On Tue, Dec 18, 2018 at 7:29 PM Billy Taj notifications@github.com wrote:

&2 echo Removing adapters | /pipeline_tools/adapterremoval/AdapterRemoval --file1 /scratch/j/jparkin/billyc59/Humann2_benchmark_run/rna_synth/quality_filter/data/0_sorted_raw_input/pair_1_sorted.fastq --file2 /scratch/j/jparkin/billyc59/Humann2_benchmark_run/rna_synth/quality_filter/data/0_sorted_raw_input/pair_2_sorted.fastq --qualitybase 33 --threads 80 --minlength 30 --basename /scratch/j/jparkin/billyc59/Humann2_benchmark_run/rna_synth/quality_filter/data/1_adapter_removal_AdapterRemoval --trimqualities --output1 /scratch/j/jparkin/billyc59/Humann2_benchmark_run/rna_synth/quality_filter/data/1_adapter_removal/pair_1_adptr_rem.fastq --output2 /scratch/j/jparkin/billyc59/Humann2_benchmark_run/rna_synth/quality_filter/data/1_adapter_removal/pair_2_adptr_rem.fastq --singleton /scratch/j/jparkin/billyc59/Humann2_benchmark_run/rna_synth/quality_filter/data/1_adapter_removal/singletons_adptr_rem.fastq

— You are receiving this because you commented. Reply to this email directly, view it on GitHub https://github.com/MikkelSchubert/adapterremoval/issues/30#issuecomment-448321830, or mute the thread https://github.com/notifications/unsubscribe-auth/ACTMa9AC1e5abXvggk2hOkADIkBn0XgVks5u6TQPgaJpZM4ZYviN .

billytaj commented 5 years ago

Threads: What are the parallelism limits on this program? I am using an 80-thread core machine to run your program.

outputs: yes, pair_1_adptr_rem.fastq, pair_2_adptr_rem.fastq and singletons_adptr_rem.fastq are completely blank.

Are they blank for you too?

MikkelSchubert commented 5 years ago

There are no hard-coded limits, but most of those threads will probably end doing little more than waiting for the next chunk of FASTQ reads to be read and (subsequently) written.

Output looks fine for me, using the same options that you did, with the output file only being slightly smaller than the input (due to the aforementioned false positives).

I should have asked this earlier, but can you copy/paste or attach the STDERR output from AdapterRemoval? Also, what version are you using? See 'AdapterRemoval --version'.

On Tue, Dec 18, 2018 at 7:56 PM Billy Taj notifications@github.com wrote:

Threads: What are the parallelism limits on this program? I am using an 80-thread core machine to run your program.

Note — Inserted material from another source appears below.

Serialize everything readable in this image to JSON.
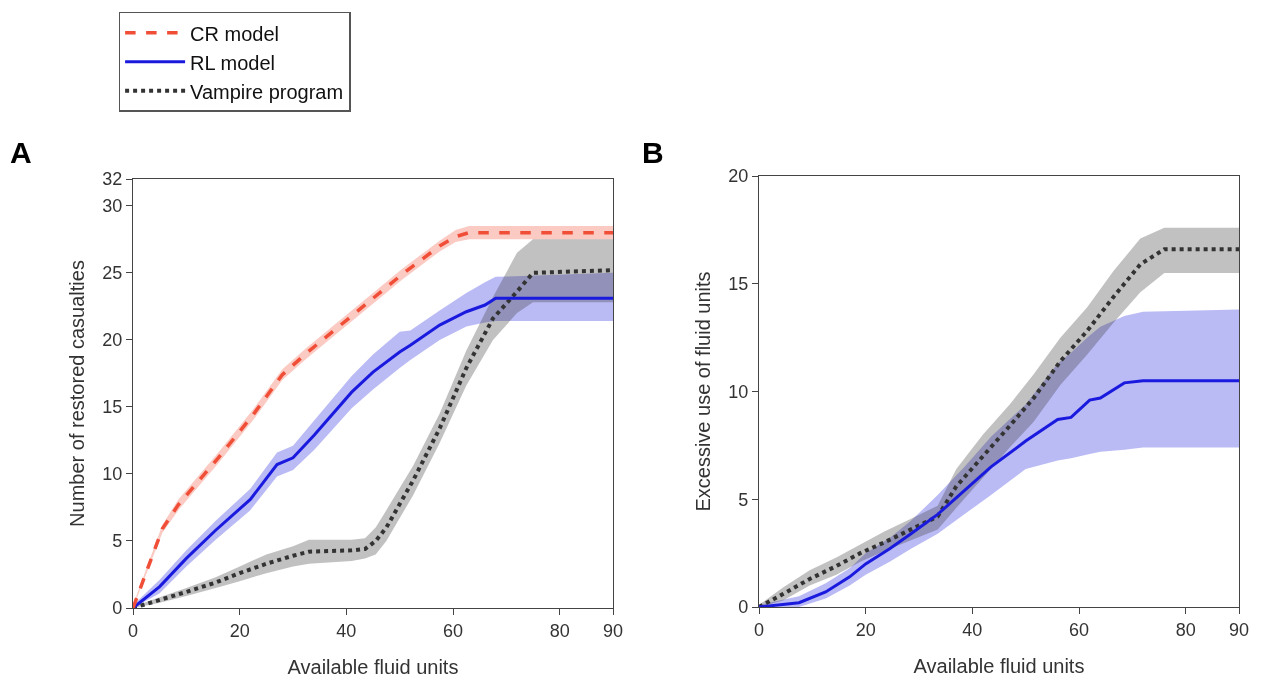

outputs: yes, pair_1_adptr_rem.fastq, pair_2_adptr_rem.fastq and singletons_adptr_rem.fastq are completely blank.

Are they blank for you too?

— You are receiving this because you commented. Reply to this email directly, view it on GitHub https://github.com/MikkelSchubert/adapterremoval/issues/30#issuecomment-448330510, or mute the thread https://github.com/notifications/unsubscribe-auth/ACTMay_IggoGaOpvHoas7MPhpMVwjYuHks5u6TpYgaJpZM4ZYviN .

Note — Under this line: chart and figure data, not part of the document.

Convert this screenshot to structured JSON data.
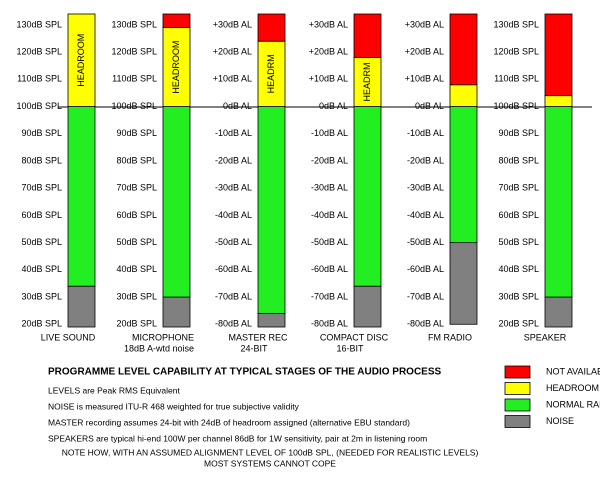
{
  "columns": [
    {
      "name": [
        "LIVE SOUND"
      ],
      "ylim": [
        19,
        134
      ],
      "ticks": [
        {
          "value": 130,
          "label": "130dB SPL"
        },
        {
          "value": 120,
          "label": "120dB SPL"
        },
        {
          "value": 110,
          "label": "110dB SPL"
        },
        {
          "value": 100,
          "label": "100dB SPL"
        },
        {
          "value": 90,
          "label": "90dB SPL"
        },
        {
          "value": 80,
          "label": "80dB SPL"
        },
        {
          "value": 70,
          "label": "70dB SPL"
        },
        {
          "value": 60,
          "label": "60dB SPL"
        },
        {
          "value": 50,
          "label": "50dB SPL"
        },
        {
          "value": 40,
          "label": "40dB SPL"
        },
        {
          "value": 30,
          "label": "30dB SPL"
        },
        {
          "value": 20,
          "label": "20dB SPL"
        }
      ],
      "segments": [
        {
          "from": 19,
          "to": 34,
          "color": "#808080"
        },
        {
          "from": 34,
          "to": 100,
          "color": "#22ee22"
        },
        {
          "from": 100,
          "to": 134,
          "color": "#ffff00",
          "label": "HEADROOM"
        }
      ]
    },
    {
      "name": [
        "MICROPHONE",
        "18dB A-wtd noise"
      ],
      "ylim": [
        19,
        134
      ],
      "ticks": [
        {
          "value": 130,
          "label": "130dB SPL"
        },
        {
          "value": 120,
          "label": "120dB SPL"
        },
        {
          "value": 110,
          "label": "110dB SPL"
        },
        {
          "value": 100,
          "label": "100dB SPL"
        },
        {
          "value": 90,
          "label": "90dB SPL"
        },
        {
          "value": 80,
          "label": "80dB SPL"
        },
        {
          "value": 70,
          "label": "70dB SPL"
        },
        {
          "value": 60,
          "label": "60dB SPL"
        },
        {
          "value": 50,
          "label": "50dB SPL"
        },
        {
          "value": 40,
          "label": "40dB SPL"
        },
        {
          "value": 30,
          "label": "30dB SPL"
        },
        {
          "value": 20,
          "label": "20dB SPL"
        }
      ],
      "segments": [
        {
          "from": 19,
          "to": 30,
          "color": "#808080"
        },
        {
          "from": 30,
          "to": 100,
          "color": "#22ee22"
        },
        {
          "from": 100,
          "to": 129,
          "color": "#ffff00",
          "label": "HEADROOM"
        },
        {
          "from": 129,
          "to": 134,
          "color": "#ff0000"
        }
      ]
    },
    {
      "name": [
        "MASTER REC",
        "24-BIT"
      ],
      "ylim": [
        -81,
        34
      ],
      "ticks": [
        {
          "value": 30,
          "label": "+30dB AL"
        },
        {
          "value": 20,
          "label": "+20dB AL"
        },
        {
          "value": 10,
          "label": "+10dB AL"
        },
        {
          "value": 0,
          "label": "0dB AL"
        },
        {
          "value": -10,
          "label": "-10dB AL"
        },
        {
          "value": -20,
          "label": "-20dB AL"
        },
        {
          "value": -30,
          "label": "-30dB AL"
        },
        {
          "value": -40,
          "label": "-40dB AL"
        },
        {
          "value": -50,
          "label": "-50dB AL"
        },
        {
          "value": -60,
          "label": "-60dB AL"
        },
        {
          "value": -70,
          "label": "-70dB AL"
        },
        {
          "value": -80,
          "label": "-80dB AL"
        }
      ],
      "segments": [
        {
          "from": -81,
          "to": -76,
          "color": "#808080"
        },
        {
          "from": -76,
          "to": 0,
          "color": "#22ee22"
        },
        {
          "from": 0,
          "to": 24,
          "color": "#ffff00",
          "label": "HEADRM"
        },
        {
          "from": 24,
          "to": 34,
          "color": "#ff0000"
        }
      ]
    },
    {
      "name": [
        "COMPACT DISC",
        "16-BIT"
      ],
      "ylim": [
        -81,
        34
      ],
      "ticks": [
        {
          "value": 30,
          "label": "+30dB AL"
        },
        {
          "value": 20,
          "label": "+20dB AL"
        },
        {
          "value": 10,
          "label": "+10dB AL"
        },
        {
          "value": 0,
          "label": "0dB AL"
        },
        {
          "value": -10,
          "label": "-10dB AL"
        },
        {
          "value": -20,
          "label": "-20dB AL"
        },
        {
          "value": -30,
          "label": "-30dB AL"
        },
        {
          "value": -40,
          "label": "-40dB AL"
        },
        {
          "value": -50,
          "label": "-50dB AL"
        },
        {
          "value": -60,
          "label": "-60dB AL"
        },
        {
          "value": -70,
          "label": "-70dB AL"
        },
        {
          "value": -80,
          "label": "-80dB AL"
        }
      ],
      "segments": [
        {
          "from": -81,
          "to": -66,
          "color": "#808080"
        },
        {
          "from": -66,
          "to": 0,
          "color": "#22ee22"
        },
        {
          "from": 0,
          "to": 18,
          "color": "#ffff00",
          "label": "HEADRM"
        },
        {
          "from": 18,
          "to": 34,
          "color": "#ff0000"
        }
      ]
    },
    {
      "name": [
        "FM RADIO"
      ],
      "ylim": [
        -81,
        34
      ],
      "ticks": [
        {
          "value": 30,
          "label": "+30dB AL"
        },
        {
          "value": 20,
          "label": "+20dB AL"
        },
        {
          "value": 10,
          "label": "+10dB AL"
        },
        {
          "value": 0,
          "label": "0dB AL"
        },
        {
          "value": -10,
          "label": "-10dB AL"
        },
        {
          "value": -20,
          "label": "-20dB AL"
        },
        {
          "value": -30,
          "label": "-30dB AL"
        },
        {
          "value": -40,
          "label": "-40dB AL"
        },
        {
          "value": -50,
          "label": "-50dB AL"
        },
        {
          "value": -60,
          "label": "-60dB AL"
        },
        {
          "value": -70,
          "label": "-70dB AL"
        },
        {
          "value": -80,
          "label": "-80dB AL"
        }
      ],
      "segments": [
        {
          "from": -80,
          "to": -50,
          "color": "#808080"
        },
        {
          "from": -50,
          "to": 0,
          "color": "#22ee22"
        },
        {
          "from": 0,
          "to": 8,
          "color": "#ffff00"
        },
        {
          "from": 8,
          "to": 34,
          "color": "#ff0000"
        }
      ]
    },
    {
      "name": [
        "SPEAKER"
      ],
      "ylim": [
        19,
        134
      ],
      "ticks": [
        {
          "value": 130,
          "label": "130dB SPL"
        },
        {
          "value": 120,
          "label": "120dB SPL"
        },
        {
          "value": 110,
          "label": "110dB SPL"
        },
        {
          "value": 100,
          "label": "100dB SPL"
        },
        {
          "value": 90,
          "label": "90dB SPL"
        },
        {
          "value": 80,
          "label": "80dB SPL"
        },
        {
          "value": 70,
          "label": "70dB SPL"
        },
        {
          "value": 60,
          "label": "60dB SPL"
        },
        {
          "value": 50,
          "label": "50dB SPL"
        },
        {
          "value": 40,
          "label": "40dB SPL"
        },
        {
          "value": 30,
          "label": "30dB SPL"
        },
        {
          "value": 20,
          "label": "20dB SPL"
        }
      ],
      "segments": [
        {
          "from": 19,
          "to": 30,
          "color": "#808080"
        },
        {
          "from": 30,
          "to": 100,
          "color": "#22ee22"
        },
        {
          "from": 100,
          "to": 104,
          "color": "#ffff00"
        },
        {
          "from": 104,
          "to": 134,
          "color": "#ff0000"
        }
      ]
    }
  ],
  "title": "PROGRAMME LEVEL CAPABILITY AT TYPICAL STAGES OF THE AUDIO PROCESS",
  "notes": [
    "LEVELS are Peak RMS Equivalent",
    "NOISE is measured ITU-R 468 weighted for true subjective validity",
    "MASTER recording assumes 24-bit with 24dB of headroom assigned  (alternative EBU standard)",
    "SPEAKERS are typical hi-end 100W per channel 86dB for 1W sensitivity, pair at 2m in listening room"
  ],
  "footnote": [
    "NOTE HOW, WITH AN ASSUMED ALIGNMENT LEVEL OF 100dB SPL, (NEEDED FOR REALISTIC LEVELS)",
    "MOST SYSTEMS CANNOT COPE"
  ],
  "legend": [
    {
      "label": "NOT AVAILABLE",
      "color": "#ff0000"
    },
    {
      "label": "HEADROOM",
      "color": "#ffff00"
    },
    {
      "label": "NORMAL RANGE",
      "color": "#22ee22"
    },
    {
      "label": "NOISE",
      "color": "#808080"
    }
  ]
}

billytaj commented 5 years ago

version: version 2.1.7. Is there a newer one?

Oh, I see. it's a malformed header Trimming paired end reads ... Error reading FASTQ record at line 1; aborting: Malformed or empty FASTQ header

billytaj commented 5 years ago

I don't really understand this error. Does this program need "/1" and "/2" at the end of each fastq ID for paired-end mode?

MikkelSchubert commented 5 years ago

No, the /1 and /2 are not required. But if they are there, then they just have to make sense (i.e. a 1 and a 2). However, this particular error message is caused by the header line either being empty or not starting with '@'.

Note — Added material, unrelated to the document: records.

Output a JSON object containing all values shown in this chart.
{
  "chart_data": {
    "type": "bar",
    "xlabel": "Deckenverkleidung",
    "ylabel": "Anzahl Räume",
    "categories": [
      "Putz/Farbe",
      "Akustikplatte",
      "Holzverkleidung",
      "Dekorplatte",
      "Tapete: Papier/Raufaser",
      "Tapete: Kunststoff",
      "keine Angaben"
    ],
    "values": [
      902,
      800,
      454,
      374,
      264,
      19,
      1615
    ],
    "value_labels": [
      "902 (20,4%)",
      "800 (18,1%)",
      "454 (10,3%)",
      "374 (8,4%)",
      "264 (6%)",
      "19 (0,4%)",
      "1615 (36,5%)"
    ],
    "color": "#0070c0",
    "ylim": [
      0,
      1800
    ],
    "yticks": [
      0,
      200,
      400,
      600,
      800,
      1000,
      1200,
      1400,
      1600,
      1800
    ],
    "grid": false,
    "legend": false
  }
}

Try to 'head' your input files and let me know what the result is?

On Tue, Dec 18, 2018 at 8:30 PM Billy Taj notifications@github.com wrote:

I don't really understand this error. Does this program need "/1" and "/2" at the end of each fastq ID for paired-end mode?

— You are receiving this because you commented. Reply to this email directly, view it on GitHub https://github.com/MikkelSchubert/adapterremoval/issues/30#issuecomment-448341102, or mute the thread https://github.com/notifications/unsubscribe-auth/ACTMazYFFl8ERb40IhDFltiEMCOLKcXyks5u6UJDgaJpZM4ZYviN .

billytaj commented 5 years ago

The fault is with my own code, and not an issue with yours. Thank you again for your help. My particular issue is due to a Pandas import error making a mess of my input file.